35726 返信 Re:単一民族論 URL inti-sol 2005/06/26 15:18
tpknさん

> ここでもinti-solさんは別の民族文化圏であることの根拠として「純然たる琉球語」や「別の独立国」であることを挙げておられますが、八重山と本島の言葉がこれまたまったく違う以上「純然たる琉球語」というものも実は存在しません。

いいえ。純然たる八重山方言があり、純然たる沖縄本島の琉球語がある、というだけの話です。

> これは、世界的にも島が集まっているような地域では同じ傾向があると思います(つまり、この基準では島嶼部は常に「多民族」となる)。

まったくそのとおりです。ですから、サンマリノのような人口2万人とか3万人のミニ国家を例外として、一定の面積と人口を有する国家で「単一民族国家」なんて代物は現実には存在しないと考えているわけです。サンマリノにしても、もし仮に単一民族国家だったとしても(ほんとうにそうなのかどうかは知りませんが)、下に述べるような事情で、それは日本人が幻想に抱いている「単一民族国家」とは別のものです。

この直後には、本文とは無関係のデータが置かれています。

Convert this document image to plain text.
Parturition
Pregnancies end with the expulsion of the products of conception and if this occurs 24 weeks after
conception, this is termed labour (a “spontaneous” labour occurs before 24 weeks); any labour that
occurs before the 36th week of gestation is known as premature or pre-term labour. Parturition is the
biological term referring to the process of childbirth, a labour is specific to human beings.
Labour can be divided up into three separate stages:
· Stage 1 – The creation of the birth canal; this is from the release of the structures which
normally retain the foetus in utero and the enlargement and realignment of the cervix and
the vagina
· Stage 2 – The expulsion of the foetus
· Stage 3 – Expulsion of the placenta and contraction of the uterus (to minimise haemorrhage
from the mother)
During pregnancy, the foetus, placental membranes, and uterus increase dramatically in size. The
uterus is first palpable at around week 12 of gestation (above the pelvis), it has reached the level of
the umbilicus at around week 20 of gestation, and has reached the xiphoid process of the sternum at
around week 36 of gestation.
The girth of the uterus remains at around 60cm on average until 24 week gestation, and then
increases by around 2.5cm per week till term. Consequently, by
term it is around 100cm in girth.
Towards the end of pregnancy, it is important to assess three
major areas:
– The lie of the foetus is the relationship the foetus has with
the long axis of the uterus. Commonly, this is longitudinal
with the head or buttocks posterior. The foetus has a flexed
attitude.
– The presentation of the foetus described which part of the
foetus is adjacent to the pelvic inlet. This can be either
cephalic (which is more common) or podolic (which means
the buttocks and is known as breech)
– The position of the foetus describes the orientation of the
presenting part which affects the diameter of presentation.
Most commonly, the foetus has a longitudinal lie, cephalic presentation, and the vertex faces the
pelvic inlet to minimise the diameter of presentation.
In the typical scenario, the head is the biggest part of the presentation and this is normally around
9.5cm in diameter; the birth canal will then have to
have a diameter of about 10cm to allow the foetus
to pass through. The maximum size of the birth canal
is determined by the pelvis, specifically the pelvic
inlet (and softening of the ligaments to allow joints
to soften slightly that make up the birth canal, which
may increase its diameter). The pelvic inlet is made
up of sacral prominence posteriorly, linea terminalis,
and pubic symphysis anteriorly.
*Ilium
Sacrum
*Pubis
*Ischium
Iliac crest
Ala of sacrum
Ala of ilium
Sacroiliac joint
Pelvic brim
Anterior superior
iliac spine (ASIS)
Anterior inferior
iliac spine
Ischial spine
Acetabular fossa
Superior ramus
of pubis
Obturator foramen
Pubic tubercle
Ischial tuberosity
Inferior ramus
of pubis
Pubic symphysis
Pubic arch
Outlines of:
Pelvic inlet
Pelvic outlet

> 「独立国」という概念も今と昔では違っているわけで、たとえば明治以前の日本がひとつのまとまった国だったかどうかというのも、今の概念からすれば疑問が多いわけでしょう?

もちろん、近代国家の概念で江戸時代以前の日本を説明できるわけではありません。それは、しかし世界中の国が同じです。ヨーロッパで現在のような近代国家の概念が確立したのはいつ頃のことでしょうか。15〜6世紀ではないか、という気がします。

> 琉球人が自分達は日本人(の一種)だと思っているときに
> この「アメリカ人」というのは、実はまた別の分類概念でして、以前国民国家の種類について確か問答有用に投稿した記憶があるのですが、「英語人」「西語人」をまとめて「アメリカ民族」と見なすことは可能ですよ。

このあたりに問題の本質が隠れているような気が私はするのですが、要するに「民族」と「国民」がごっちゃになっているんですね。その国の支配的な民族がどうしたって「民族」=「国民」と捉えがちなのは、日本に限ったことではないかもしれません。日本の場合はそれに加えて日本の外に住む大和民族もかなり少ない。つまり、日本人の住む国はほぼ日本だけ、ということも加わって(仮にサンマリノが単一民族国家だったとしても、この点で日本とは条件が違う)「単一民族国家」幻想がはびこったのだろうと思います。
だから、我々が普段「日本人」と言うとき、それが「日本(大和)民族」のことを指すのか、「日本国民」を指すのか、などという区別を意識することはないわけです。しかし実は「民族」=「国民」ではありません。そして、「日本人」という言葉も、厳密に考えれば、これはおそらく「日本国民」を指すのであって「大和民族」を指す言葉ではありません。なぜなら、ブラジルや米国の日系人を日本人とは言わないからです。
つまり、「琉球人が自分達は日本人(の一種)だと思っている」というのは当たり前のことであって、彼らはもちろん日本国籍を有するれっきとした日本国民なのですから、「日本人(の一種)」に決まっているのです。アイヌ人もそうですし、日本国籍を取得した韓国・朝鮮人もそうです。でも、それは「日本民族(大和民族)」の一員であるかどうかとは、また別の話であるわけです。

> 言いたいことはですね、日本の場合、いわゆる多民族国家とは成員の構成がまったく違うのに、別民族が少しいるからといってなんでもかんでも「多民族国家」と言ってしまうのは、逆にその差異を覆い隠すことにしかならないのではないかということです。

「いわゆる多民族国家」も千差万別です。民族ごとの構成比や融合状況、対立の度合いなどなど。たとえばブラジルのように異民族同士の結婚が当たり前に見られる国と、ルワンダのように民族同士で殺し合いをしている国で、「多民族国家」といったって同じであるはずがないのです。「多民族国家」と言ったとたんに差異が消えてしまうと考えるのは、多民族国家をステロタイプに捉えすぎではないでしょうか。